Saturday, July 28, 2012

Newspaper and Current Periodical Reading Room at the Library of Congress

The Library of Congress is the ultimate special library. Taken as a whole it's in a class akin to national libraries around the globe. The library is comprised of many buildings, divisions, and collections. It's too difficult to cover the library in one post. This is the first in a series of posts about the special collections and reading rooms found within the Library of Congress (LOC). The LOC has hosted a series of webinars through Fedlink about Area Studies. I attended a recent one titled "Research Treasure Troves of the Serial & Government Publications Division: Collections and Services" (Link to Webinar) which was hosted by the Serial and Government Publication Division of LOC. The webinar was entirely fascinating, however what impressed me most was the revelation that Library of Congress preserves an impressive collection of Comic Books.

The Library of Congress has many reading rooms for researchers to access the plethora of materials in the collections. The Newspaper and Current Periodicals Reading Room is inside the Madison building, one of three LOC buildings on Capitol Hill in Washington, DC.

I have not yet found the time to visit this reading room, but hope to eventually. For those not able to make a trip in person, some resources are available online through the division's work with national programs such as the National Digital Newspaper Program, some webcasts about the collection, search tools, and a bibliography of Internet resources outside of the Library of Congress. The bulk of the collection is only available inside the reading room, however some duplication services may be available for off site patrons, for a fee.

The Comic Book Collection at LOC is probably one of the largest in the United States. Full access to the fragile materials is limited to serious researchers, but there are an extensive number of titles available in the Comic Book Fiche collection which can be photocopied following the general photocopy guidelines. For some instant gratification, and fun times also check out the digitization project at University of Nebraska - Lincoln Libraries, Government Comics Collection. These two covers, taken as screenshots from the digital copy online link to the full online version. These are just two of the many gems worth browsing through in the University of Nebraska Libraries digital collections.

Sunday, July 8, 2012

Vacation, all I ever wanted...

The blog is on hiatus for three weeks. New posts will start again July 29th. For updates about new posts, follow me on twitter @catzegcat, or Subscribe to the Feed

I would also like to take this moment to encourage any readers out there who would like to contribute to this blog, to contact me at catzegcat (at) Pictures, a full post or even just a tip about a great special library I should research is much appreciated. Let me know about the great special libraries in your area and I'll write about them here so we can all become a fan.

Bondi Beach, Australia

Sunday, July 1, 2012

Libraries without Books

Merriam Webster defines 'library' as "a place in which literary, musical, artistic, or reference materials (as books, manuscripts, recordings, or films) are kept for use but not for sale" or "a collection of such materials" as the first definition. The second definition is the topic of this week's post as well as an ongoing series of "collection[s] resembling or suggesting a library." There are many library collections that comprise physical materials. These are considered libraries because they function as a library, a "collection of materials that are kept for use but not for sale." Museums tend to be look don't touch to preserve objects for posterity, while libraries (and archives) are for the most part hands on working collections.

[I wrote this post before the news broke about the ATF losing 1,400 guns in an unrelated project, but still wanted to feature the tracing library despite the news.]

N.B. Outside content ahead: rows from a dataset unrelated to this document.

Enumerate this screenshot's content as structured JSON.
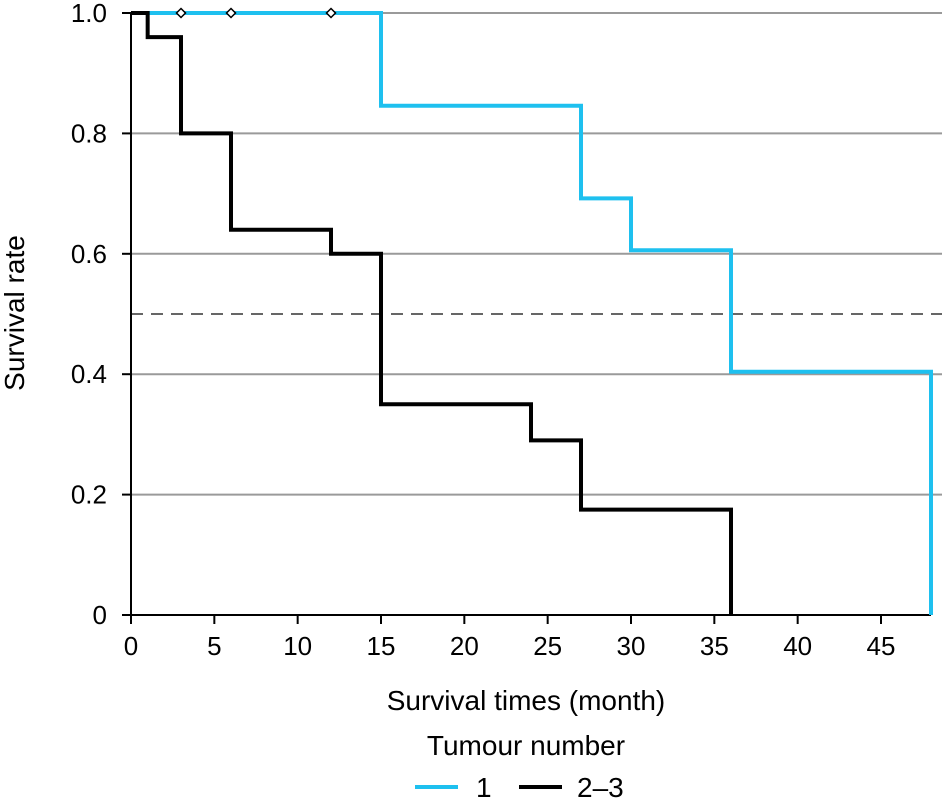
{
  "chart_data": {
    "type": "line",
    "step": true,
    "xlabel": "Survival times (month)",
    "ylabel": "Survival rate",
    "xlim": [
      0,
      48
    ],
    "ylim": [
      0,
      1
    ],
    "xticks": [
      0,
      5,
      10,
      15,
      20,
      25,
      30,
      35,
      40,
      45
    ],
    "xtick_labels": [
      "0",
      "5",
      "10",
      "15",
      "20",
      "25",
      "30",
      "35",
      "40",
      "45"
    ],
    "yticks": [
      0,
      0.2,
      0.4,
      0.6,
      0.8,
      1.0
    ],
    "ytick_labels": [
      "0",
      "0.2",
      "0.4",
      "0.6",
      "0.8",
      "1.0"
    ],
    "gridlines_y": [
      0.2,
      0.4,
      0.6,
      0.8,
      1.0
    ],
    "reference_line": {
      "y": 0.5,
      "style": "dashed"
    },
    "legend": {
      "title": "Tumour number",
      "position": "bottom-center"
    },
    "series": [
      {
        "name": "1",
        "color": "#1ec0ef",
        "x": [
          0,
          15,
          15,
          27,
          27,
          30,
          30,
          36,
          36,
          48,
          48
        ],
        "y": [
          1.0,
          1.0,
          0.846,
          0.846,
          0.692,
          0.692,
          0.606,
          0.606,
          0.404,
          0.404,
          0
        ],
        "censored": [
          {
            "x": 3,
            "y": 1.0
          },
          {
            "x": 6,
            "y": 1.0
          },
          {
            "x": 12,
            "y": 1.0
          }
        ]
      },
      {
        "name": "2–3",
        "color": "#000000",
        "x": [
          0,
          1,
          1,
          3,
          3,
          6,
          6,
          12,
          12,
          15,
          15,
          24,
          24,
          27,
          27,
          36,
          36
        ],
        "y": [
          1.0,
          1.0,
          0.96,
          0.96,
          0.8,
          0.8,
          0.64,
          0.64,
          0.6,
          0.6,
          0.35,
          0.35,
          0.29,
          0.29,
          0.175,
          0.175,
          0
        ],
        "censored": []
      }
    ]
  }
}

First up, the ATF Tracing Center's gun library, which was featured on Minnesota Public Radio in 2011. The tracing center is, among other things, a resource for law enforcement to trace guns used in crimes. The center receives over 300,000 requests to trace in a year, and keeps a library of over 12,000 firearms as reference for their work. This picture taken from the article is one of many fairly impressive shots of the extensive collection. Check out the article for more photos. Lucky the person who scored the job as library staff here.

Another common library of physical objects are tool lending libraries. The Berkley Public Library tool lending program. Their program began in 1979 through a grant and is one of the earliest public library tool lending programs.
There are many tool lending libraries in the United States, and Share Starter provides a handy online guide for starting a tool lending program in your area. For more heavy duty projects, there are also subscription services such as Tech Shop where you can gain access to very expensive equipment for those projects you just can't do at home. Here's a shot of the gardening tool collection at the Fletcher Free library in Burlington Vermont (taken from this Wikipedia Article)

There are many more libraries of physical objects outside the standard print, audio, and video media collections than can be covered in one post. These libraries will appear as an ongoing theme of libraries without books, keep checking back for more special libraries to love.